Johnson’s paintings of women are often his best portraits, exhibiting a range of techniques and emphasizing their intelligent faces even when enwrapped in sumptuous fabrics, such as we see in Edwina Booth. —PH
Jeannine Falino, curator and museum consultant, email communication, May 14, 2022: "As the daughter of a financier, and wife of a Chicago manufacturer whose boot and shoe business was one of the largest in the west, Emily Hollingsworth Henderson led a life of travel and philanthropy. With hands clasped, and her head turned to the viewer in a straightforward gaze, she appears in an elegant dinner dress that was created in Paris by Charles Frederick Worth, a favorite designer among wealthy American women."

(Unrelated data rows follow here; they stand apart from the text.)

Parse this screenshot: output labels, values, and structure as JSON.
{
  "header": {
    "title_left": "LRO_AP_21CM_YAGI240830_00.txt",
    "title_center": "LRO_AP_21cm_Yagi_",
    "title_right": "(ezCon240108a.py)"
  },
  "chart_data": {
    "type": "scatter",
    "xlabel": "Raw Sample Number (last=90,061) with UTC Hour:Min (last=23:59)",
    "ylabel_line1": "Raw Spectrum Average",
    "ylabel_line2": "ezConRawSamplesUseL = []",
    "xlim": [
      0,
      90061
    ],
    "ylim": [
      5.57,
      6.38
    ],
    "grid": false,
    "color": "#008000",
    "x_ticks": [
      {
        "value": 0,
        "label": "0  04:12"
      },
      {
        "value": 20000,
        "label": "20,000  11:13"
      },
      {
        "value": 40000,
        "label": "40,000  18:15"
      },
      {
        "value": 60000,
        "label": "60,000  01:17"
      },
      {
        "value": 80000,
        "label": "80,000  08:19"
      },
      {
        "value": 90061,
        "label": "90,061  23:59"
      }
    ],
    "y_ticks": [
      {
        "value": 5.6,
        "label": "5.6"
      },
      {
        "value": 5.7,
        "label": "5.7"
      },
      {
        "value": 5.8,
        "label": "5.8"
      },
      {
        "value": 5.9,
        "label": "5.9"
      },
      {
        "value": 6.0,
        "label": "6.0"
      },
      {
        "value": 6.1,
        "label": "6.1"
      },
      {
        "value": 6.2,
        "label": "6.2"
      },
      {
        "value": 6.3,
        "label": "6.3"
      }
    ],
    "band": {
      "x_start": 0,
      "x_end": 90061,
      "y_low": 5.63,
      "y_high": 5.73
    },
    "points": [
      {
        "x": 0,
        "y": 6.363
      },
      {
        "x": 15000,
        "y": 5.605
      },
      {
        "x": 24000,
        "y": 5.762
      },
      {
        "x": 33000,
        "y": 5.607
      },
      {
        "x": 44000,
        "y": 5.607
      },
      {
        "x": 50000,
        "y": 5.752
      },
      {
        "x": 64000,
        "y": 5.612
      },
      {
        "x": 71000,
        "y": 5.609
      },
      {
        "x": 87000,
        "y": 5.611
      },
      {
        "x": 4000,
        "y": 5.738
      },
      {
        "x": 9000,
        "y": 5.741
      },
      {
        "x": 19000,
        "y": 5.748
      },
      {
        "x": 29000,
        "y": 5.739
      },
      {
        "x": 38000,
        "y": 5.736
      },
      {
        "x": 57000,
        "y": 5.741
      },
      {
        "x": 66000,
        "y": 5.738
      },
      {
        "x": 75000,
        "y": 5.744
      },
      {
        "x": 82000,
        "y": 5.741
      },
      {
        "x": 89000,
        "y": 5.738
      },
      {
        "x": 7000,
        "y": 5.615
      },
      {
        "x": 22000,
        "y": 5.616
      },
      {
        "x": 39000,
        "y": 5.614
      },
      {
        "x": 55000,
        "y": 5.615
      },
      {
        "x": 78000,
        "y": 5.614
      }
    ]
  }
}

Chicago Historical Society information sheet, undated: "Portrait of Mrs. Charles Mather (Emily Hollingsworth) Henderson (1838–1922), three-quarter length, facing slightly left. Dressed in gold gown trimmed with lace. Jewelry consists of earrings and ring on left hand. Background of dark blue drapery with red flowers."
Emily Hollingsworth Henderson (1838–1922). Wife of prominent Chicago citizen Charles Mather Henderson, who was involved in many charitable relief organizations in the city, and who was a direct descendant of Cotton Mather, the Puritan clergyman [Josiah Seymour Currey, Chicago: Its History and Its Builders, vol. 5, entry for “Rudolph Matz”].